Safire refuses to discuss a telephone conversation that he had with Mr. Nixon in December, on the last day that changes in the text were possible, except to say that he picked up a few pieces of information. A paraphrased passage and a direct quotation near the end of the book read as if they came from this conversation or perhaps from previous talks with Mr. Nixon. The passage: "Why did Nixon permit the tapings of himself in the first place? Because he was convinced left-leaning historians would try to deny him his place in history; because he wanted to write memoirs better than Churchill's; and because he was sure he would have the same total control of his tapes as Kennedy and Johnson had of theirs. [A snide line, presumably reflecting Richard Nixon's snidery; Kennedy and Johnson did not tape on anywhere near the Nixon scale.] Why didn't he destroy them when Alex Butterfield revealed their existence to the Ervin committee? Because Nixon thought that such an act would make him look guilty, because he did not realize how bad the tapes' transcripts would appear in cold print, and because he was certain the wall of presidential privacy could not be breached ... To this day, Nixon cannot understand why he was pilloried for acts that he considers no different than those condoned by his predecessors . . . And the actual decision that brought him down--to use the CIA to block the FBI investigation of the Watergate breakin--was, he still feels, a legitimate act to prevent disclosure of related national security surveillances."

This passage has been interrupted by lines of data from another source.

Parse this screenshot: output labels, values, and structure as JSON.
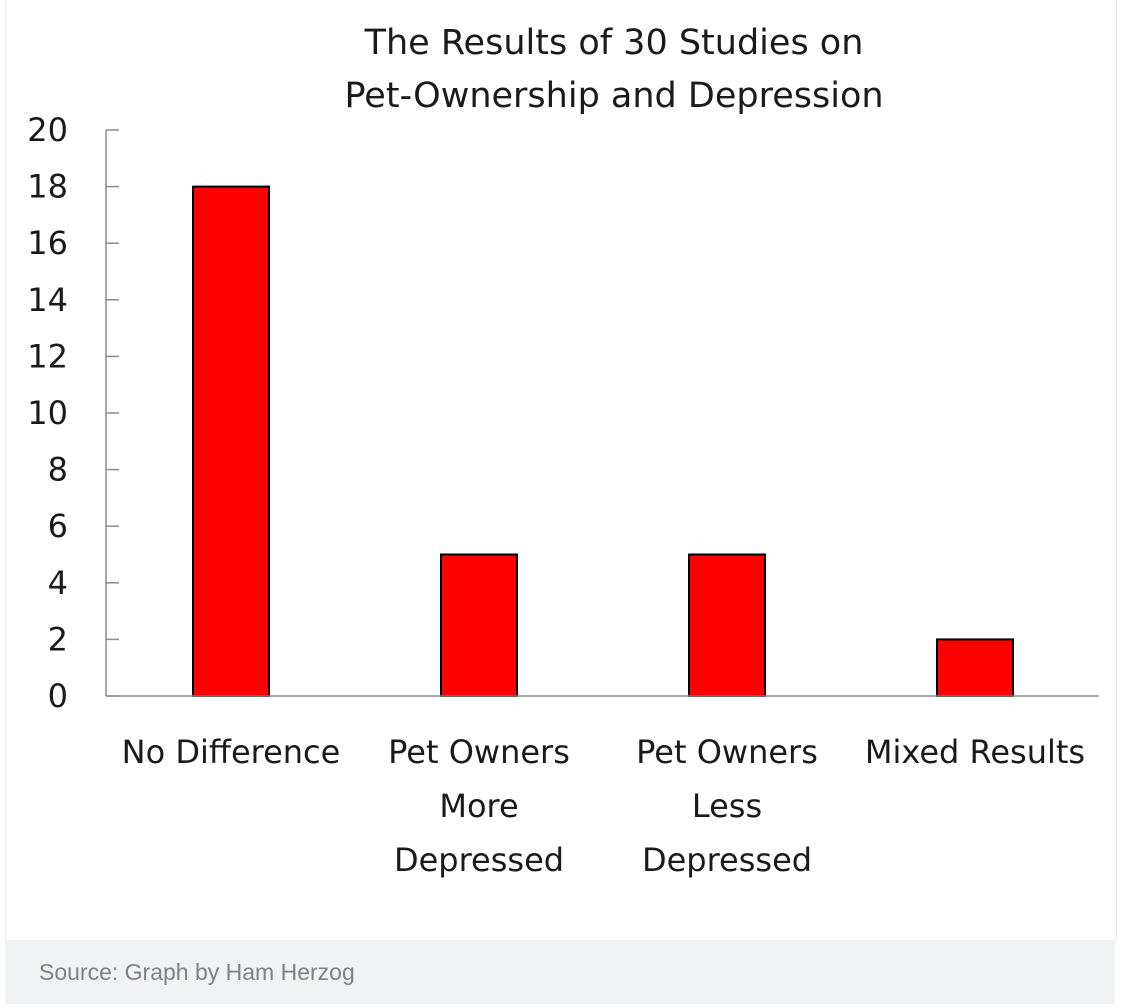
{
  "chart_data": {
    "type": "bar",
    "title": [
      "The Results of 30 Studies on",
      "Pet-Ownership and Depression"
    ],
    "categories": [
      [
        "No Difference"
      ],
      [
        "Pet Owners",
        "More",
        "Depressed"
      ],
      [
        "Pet Owners",
        "Less",
        "Depressed"
      ],
      [
        "Mixed Results"
      ]
    ],
    "values": [
      18,
      5,
      5,
      2
    ],
    "ylim": [
      0,
      20
    ],
    "yticks": [
      "0",
      "2",
      "4",
      "6",
      "8",
      "10",
      "12",
      "14",
      "16",
      "18",
      "20"
    ],
    "xlabel": "",
    "ylabel": "",
    "grid": false,
    "legend": false,
    "bar_color": "#ff0000",
    "bar_edge_color": "#000000"
  },
  "caption": "Source: Graph by Ham Herzog"
}
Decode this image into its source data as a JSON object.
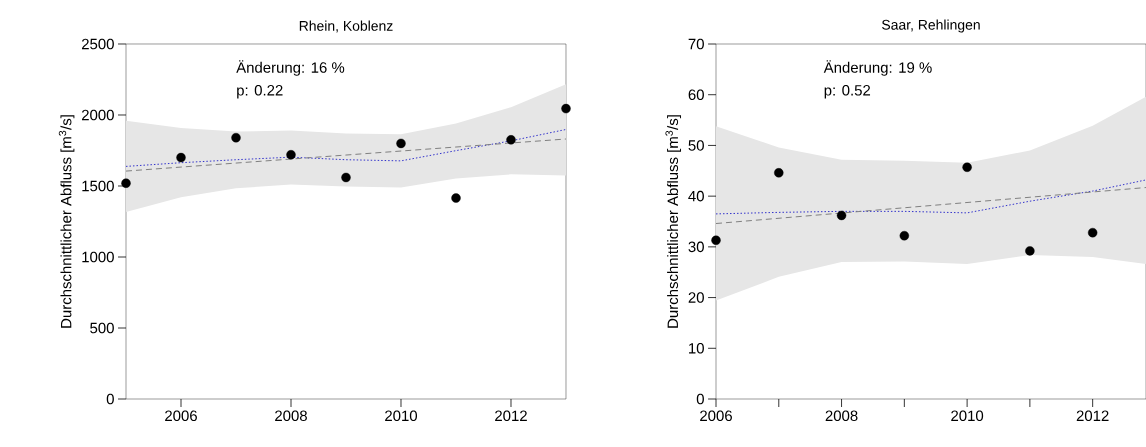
{
  "chart_data": [
    {
      "type": "scatter",
      "title": "Rhein, Koblenz",
      "ylabel": "Durchschnittlicher Abfluss [m$^{3}$/s]",
      "annotations": [
        "Änderung:  16 %",
        "p: 0.22"
      ],
      "xlim": [
        2005,
        2013
      ],
      "xticks": [
        2006,
        2008,
        2010,
        2012
      ],
      "ylim": [
        0,
        2500
      ],
      "yticks": [
        0,
        500,
        1000,
        1500,
        2000,
        2500
      ],
      "grid": false,
      "series": [
        {
          "type": "line",
          "line_style": "dotted",
          "marker": "none",
          "color": "#3333cc",
          "x": [
            2005,
            2006,
            2007,
            2008,
            2009,
            2010,
            2011,
            2012,
            2013
          ],
          "values": [
            1638,
            1664,
            1685,
            1703,
            1685,
            1677,
            1749,
            1818,
            1898
          ],
          "lower": [
            1317,
            1420,
            1484,
            1510,
            1497,
            1489,
            1553,
            1582,
            1574
          ],
          "upper": [
            1960,
            1908,
            1883,
            1890,
            1870,
            1865,
            1940,
            2055,
            2217
          ]
        },
        {
          "type": "line",
          "line_style": "dashed",
          "marker": "none",
          "color": "#808080",
          "x": [
            2005,
            2013
          ],
          "values": [
            1605,
            1831
          ]
        },
        {
          "marker": "circle",
          "color": "#000000",
          "x": [
            2005,
            2006,
            2007,
            2008,
            2009,
            2010,
            2011,
            2012,
            2013
          ],
          "values": [
            1520,
            1700,
            1840,
            1720,
            1560,
            1800,
            1415,
            1825,
            2045
          ]
        }
      ]
    },
    {
      "type": "scatter",
      "title": "Saar, Rehlingen",
      "ylabel": "Durchschnittlicher Abfluss [m$^{3}$/s]",
      "annotations": [
        "Änderung:  19 %",
        "p: 0.52"
      ],
      "xlim": [
        2006,
        2012.85
      ],
      "xticks": [
        2006,
        {
          "value": 2007,
          "label": null
        },
        2008,
        {
          "value": 2009,
          "label": null
        },
        2010,
        {
          "value": 2011,
          "label": null
        },
        2012
      ],
      "ylim": [
        0,
        70
      ],
      "yticks": [
        0,
        10,
        20,
        30,
        40,
        50,
        60,
        70
      ],
      "grid": false,
      "series": [
        {
          "type": "line",
          "line_style": "dotted",
          "marker": "none",
          "color": "#3333cc",
          "x": [
            2006,
            2007,
            2008,
            2009,
            2010,
            2011,
            2012,
            2012.85
          ],
          "values": [
            36.5,
            36.8,
            37.0,
            37.0,
            36.7,
            39.0,
            41.0,
            43.2
          ],
          "lower": [
            19.4,
            24.1,
            27.0,
            27.1,
            26.6,
            28.4,
            28.0,
            26.6
          ],
          "upper": [
            53.8,
            49.6,
            47.2,
            47.0,
            46.6,
            49.0,
            53.9,
            59.6
          ]
        },
        {
          "type": "line",
          "line_style": "dashed",
          "marker": "none",
          "color": "#808080",
          "x": [
            2006,
            2012.85
          ],
          "values": [
            34.6,
            41.7
          ]
        },
        {
          "marker": "circle",
          "color": "#000000",
          "x": [
            2006,
            2007,
            2008,
            2009,
            2010,
            2011,
            2012
          ],
          "values": [
            31.3,
            44.6,
            36.2,
            32.2,
            45.7,
            29.2,
            32.8
          ]
        }
      ]
    }
  ]
}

The quotation: "There may be some understanding and perspective some day," he told a friend as the year of his resignation drew to a close, "but it will take a long, long time. I'm a fatalist."
William Safire's judgment of his patron, friend and leader: "In time, the grisly deception will be seen in the light of great achievements, but those who invested their lives in the causes he shared will never forget that Nixon failed, not while daring greatly, but while lying meanly."